I have never been disappointed when leaving that beautiful house of humanity. Even though driving I75 isn’t my ideal pastime, I’m more aware of my likeness to life portrayed throughout the ages in stone and on canvas. The reward of wandering the galleries overwhelms the cost.
True, not everyone finds tranquility in art museums. Many find peace in their workbench, sailboat or guitar. As Richardson Wright says in my beloved Gardener’s Bed-Book, “There is no one highroad to this blissful state. The ways thither cut across the rude and ugly heart of the world, through its turmoil and its noise and its bewildering complications.”
No, dear reader, two years ago I did not foresee the impact of serenity within the walls of the DIA. I breathed its air nonetheless, witnessed the steady stream of seekers climb the stairs into the Great Hall, eyes full of wonder.
Then last weekend, in the stillness of my volunteer post at the Wisteria Gates, a middle-aged man and a teenaged boy ambled the length of the Great Hall in sunlight. Tall and lanky, the boy’s autistic body and vocal language were unmistakable.
As if on a quest, the escort guided the boy through the Wisteria Gates and stood before Rivera’s murals. The teen clung to the man’s shoulder, sought his eyes. They behaved like father and son.
Later, while I relaxed in Kresge Court during my shift break, I observed the two lounging on a sofa. Head to head, the father and son drifted into sleep, the art of living perfected in their imperfection.

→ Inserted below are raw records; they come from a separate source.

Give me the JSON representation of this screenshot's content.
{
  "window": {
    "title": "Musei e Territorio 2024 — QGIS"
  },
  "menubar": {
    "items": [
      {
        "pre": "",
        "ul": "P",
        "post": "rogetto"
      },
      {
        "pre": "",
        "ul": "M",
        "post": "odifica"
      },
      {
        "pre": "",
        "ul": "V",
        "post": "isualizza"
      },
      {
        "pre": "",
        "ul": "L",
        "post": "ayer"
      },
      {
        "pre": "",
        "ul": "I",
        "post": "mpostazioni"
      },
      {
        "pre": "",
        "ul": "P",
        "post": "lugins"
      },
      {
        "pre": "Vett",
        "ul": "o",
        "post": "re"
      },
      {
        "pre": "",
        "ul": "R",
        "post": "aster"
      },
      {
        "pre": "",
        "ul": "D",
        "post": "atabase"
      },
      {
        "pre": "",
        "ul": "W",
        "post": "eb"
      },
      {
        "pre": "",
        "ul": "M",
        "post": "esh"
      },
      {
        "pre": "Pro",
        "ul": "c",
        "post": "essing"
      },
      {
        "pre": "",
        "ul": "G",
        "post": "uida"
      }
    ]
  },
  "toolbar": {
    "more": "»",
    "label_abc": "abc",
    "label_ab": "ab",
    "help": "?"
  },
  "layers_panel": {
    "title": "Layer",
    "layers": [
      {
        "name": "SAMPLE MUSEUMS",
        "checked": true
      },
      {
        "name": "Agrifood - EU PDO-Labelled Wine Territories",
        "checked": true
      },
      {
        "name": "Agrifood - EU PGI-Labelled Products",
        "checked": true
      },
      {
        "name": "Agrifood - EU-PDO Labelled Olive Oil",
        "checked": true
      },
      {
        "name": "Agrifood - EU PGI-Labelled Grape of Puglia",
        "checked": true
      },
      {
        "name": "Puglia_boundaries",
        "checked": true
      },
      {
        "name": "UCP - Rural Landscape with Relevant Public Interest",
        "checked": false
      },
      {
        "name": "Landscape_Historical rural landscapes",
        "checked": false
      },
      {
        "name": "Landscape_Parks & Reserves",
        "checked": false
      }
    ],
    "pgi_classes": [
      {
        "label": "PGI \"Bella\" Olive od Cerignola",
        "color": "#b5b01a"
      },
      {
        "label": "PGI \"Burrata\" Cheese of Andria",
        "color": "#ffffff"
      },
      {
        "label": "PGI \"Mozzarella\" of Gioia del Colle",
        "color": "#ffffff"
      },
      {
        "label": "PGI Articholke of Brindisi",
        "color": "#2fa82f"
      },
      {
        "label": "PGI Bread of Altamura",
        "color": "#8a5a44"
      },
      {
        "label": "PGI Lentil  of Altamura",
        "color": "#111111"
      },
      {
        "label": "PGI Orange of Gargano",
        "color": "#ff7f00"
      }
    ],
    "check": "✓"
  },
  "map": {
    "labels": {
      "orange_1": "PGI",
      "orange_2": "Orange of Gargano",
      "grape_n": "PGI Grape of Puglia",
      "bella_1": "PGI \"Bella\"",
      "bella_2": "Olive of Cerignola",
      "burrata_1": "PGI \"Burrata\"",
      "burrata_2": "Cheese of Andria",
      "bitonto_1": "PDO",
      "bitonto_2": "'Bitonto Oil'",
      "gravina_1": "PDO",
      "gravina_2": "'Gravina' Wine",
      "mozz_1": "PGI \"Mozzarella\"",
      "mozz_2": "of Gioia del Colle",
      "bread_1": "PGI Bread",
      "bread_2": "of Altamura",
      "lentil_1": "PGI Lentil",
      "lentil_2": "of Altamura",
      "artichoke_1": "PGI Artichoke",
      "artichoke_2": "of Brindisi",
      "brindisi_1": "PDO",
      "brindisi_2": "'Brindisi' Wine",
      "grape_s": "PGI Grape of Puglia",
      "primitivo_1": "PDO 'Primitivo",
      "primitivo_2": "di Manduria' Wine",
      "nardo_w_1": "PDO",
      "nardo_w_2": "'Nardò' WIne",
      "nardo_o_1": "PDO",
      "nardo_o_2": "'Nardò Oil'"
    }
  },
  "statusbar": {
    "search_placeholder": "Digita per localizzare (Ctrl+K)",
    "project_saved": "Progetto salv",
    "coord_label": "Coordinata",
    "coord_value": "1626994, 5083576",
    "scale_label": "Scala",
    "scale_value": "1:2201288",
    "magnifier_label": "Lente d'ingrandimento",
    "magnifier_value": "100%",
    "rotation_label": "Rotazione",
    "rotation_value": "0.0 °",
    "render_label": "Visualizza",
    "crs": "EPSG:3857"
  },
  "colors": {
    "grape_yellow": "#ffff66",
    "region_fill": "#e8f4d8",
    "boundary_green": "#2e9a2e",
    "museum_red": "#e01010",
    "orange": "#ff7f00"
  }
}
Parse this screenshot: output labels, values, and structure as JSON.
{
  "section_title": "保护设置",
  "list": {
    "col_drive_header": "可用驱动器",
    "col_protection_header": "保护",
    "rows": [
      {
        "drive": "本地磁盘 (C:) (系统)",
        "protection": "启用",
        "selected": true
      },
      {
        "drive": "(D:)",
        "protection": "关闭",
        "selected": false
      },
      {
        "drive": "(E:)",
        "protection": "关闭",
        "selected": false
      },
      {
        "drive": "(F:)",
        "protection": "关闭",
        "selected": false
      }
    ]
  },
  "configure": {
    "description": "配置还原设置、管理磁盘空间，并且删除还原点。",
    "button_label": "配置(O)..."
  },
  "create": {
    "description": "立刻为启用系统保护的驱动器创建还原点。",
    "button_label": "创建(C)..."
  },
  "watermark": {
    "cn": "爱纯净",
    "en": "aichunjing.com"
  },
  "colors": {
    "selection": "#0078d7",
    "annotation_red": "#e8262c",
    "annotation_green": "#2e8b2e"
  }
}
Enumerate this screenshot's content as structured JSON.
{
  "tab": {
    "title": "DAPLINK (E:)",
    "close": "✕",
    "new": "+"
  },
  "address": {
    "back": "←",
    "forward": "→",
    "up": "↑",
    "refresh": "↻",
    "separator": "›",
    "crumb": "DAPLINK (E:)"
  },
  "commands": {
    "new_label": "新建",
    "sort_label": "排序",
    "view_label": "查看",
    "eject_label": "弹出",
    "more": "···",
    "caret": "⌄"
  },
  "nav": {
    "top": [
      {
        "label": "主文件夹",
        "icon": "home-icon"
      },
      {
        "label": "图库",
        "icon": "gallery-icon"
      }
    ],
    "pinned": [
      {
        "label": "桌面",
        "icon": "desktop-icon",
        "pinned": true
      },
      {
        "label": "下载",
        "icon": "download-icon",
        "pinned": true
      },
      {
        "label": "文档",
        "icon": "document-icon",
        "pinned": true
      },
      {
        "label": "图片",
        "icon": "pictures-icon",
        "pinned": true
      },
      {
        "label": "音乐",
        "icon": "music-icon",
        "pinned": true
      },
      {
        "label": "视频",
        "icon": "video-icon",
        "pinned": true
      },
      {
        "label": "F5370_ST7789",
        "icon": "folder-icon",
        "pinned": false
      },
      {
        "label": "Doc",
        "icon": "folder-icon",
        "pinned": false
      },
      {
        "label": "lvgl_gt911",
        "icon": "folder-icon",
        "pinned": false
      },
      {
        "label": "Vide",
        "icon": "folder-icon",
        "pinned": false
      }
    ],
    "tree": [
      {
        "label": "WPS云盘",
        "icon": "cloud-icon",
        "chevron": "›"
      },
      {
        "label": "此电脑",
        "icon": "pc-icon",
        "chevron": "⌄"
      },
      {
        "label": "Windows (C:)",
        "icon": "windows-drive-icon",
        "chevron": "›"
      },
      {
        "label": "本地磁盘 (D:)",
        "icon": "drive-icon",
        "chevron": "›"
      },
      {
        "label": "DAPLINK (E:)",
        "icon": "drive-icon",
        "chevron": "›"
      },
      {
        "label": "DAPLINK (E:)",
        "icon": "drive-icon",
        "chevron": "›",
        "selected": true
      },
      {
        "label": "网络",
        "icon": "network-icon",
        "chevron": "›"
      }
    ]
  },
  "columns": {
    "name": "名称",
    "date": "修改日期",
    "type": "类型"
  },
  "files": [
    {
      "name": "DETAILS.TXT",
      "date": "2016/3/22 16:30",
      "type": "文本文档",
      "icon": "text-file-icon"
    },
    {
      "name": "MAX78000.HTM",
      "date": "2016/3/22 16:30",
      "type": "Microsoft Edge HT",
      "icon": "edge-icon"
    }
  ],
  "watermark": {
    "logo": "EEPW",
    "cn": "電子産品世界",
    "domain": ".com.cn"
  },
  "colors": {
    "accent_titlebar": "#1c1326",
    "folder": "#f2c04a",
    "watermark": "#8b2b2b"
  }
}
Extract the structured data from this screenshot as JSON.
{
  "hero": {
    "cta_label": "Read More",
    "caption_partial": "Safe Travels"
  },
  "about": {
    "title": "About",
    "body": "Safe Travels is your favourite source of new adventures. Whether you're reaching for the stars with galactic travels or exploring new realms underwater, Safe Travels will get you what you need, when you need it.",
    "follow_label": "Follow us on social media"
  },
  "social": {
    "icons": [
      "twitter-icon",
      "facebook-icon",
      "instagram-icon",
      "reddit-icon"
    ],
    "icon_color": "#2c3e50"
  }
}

I felt Heaven in their quietude, a similar rest I find when standing before Evangeline’s hands clasping joy and sorrow. Joy for the sight of her long lost betrothed; sorrow for his sickness onto death.
Time and again, we wander through “turmoil and its noise and its bewildering complications” to find relief from our afflictions. Praise our Heavenly Muse! We find our cure in places, objects and people we least expect.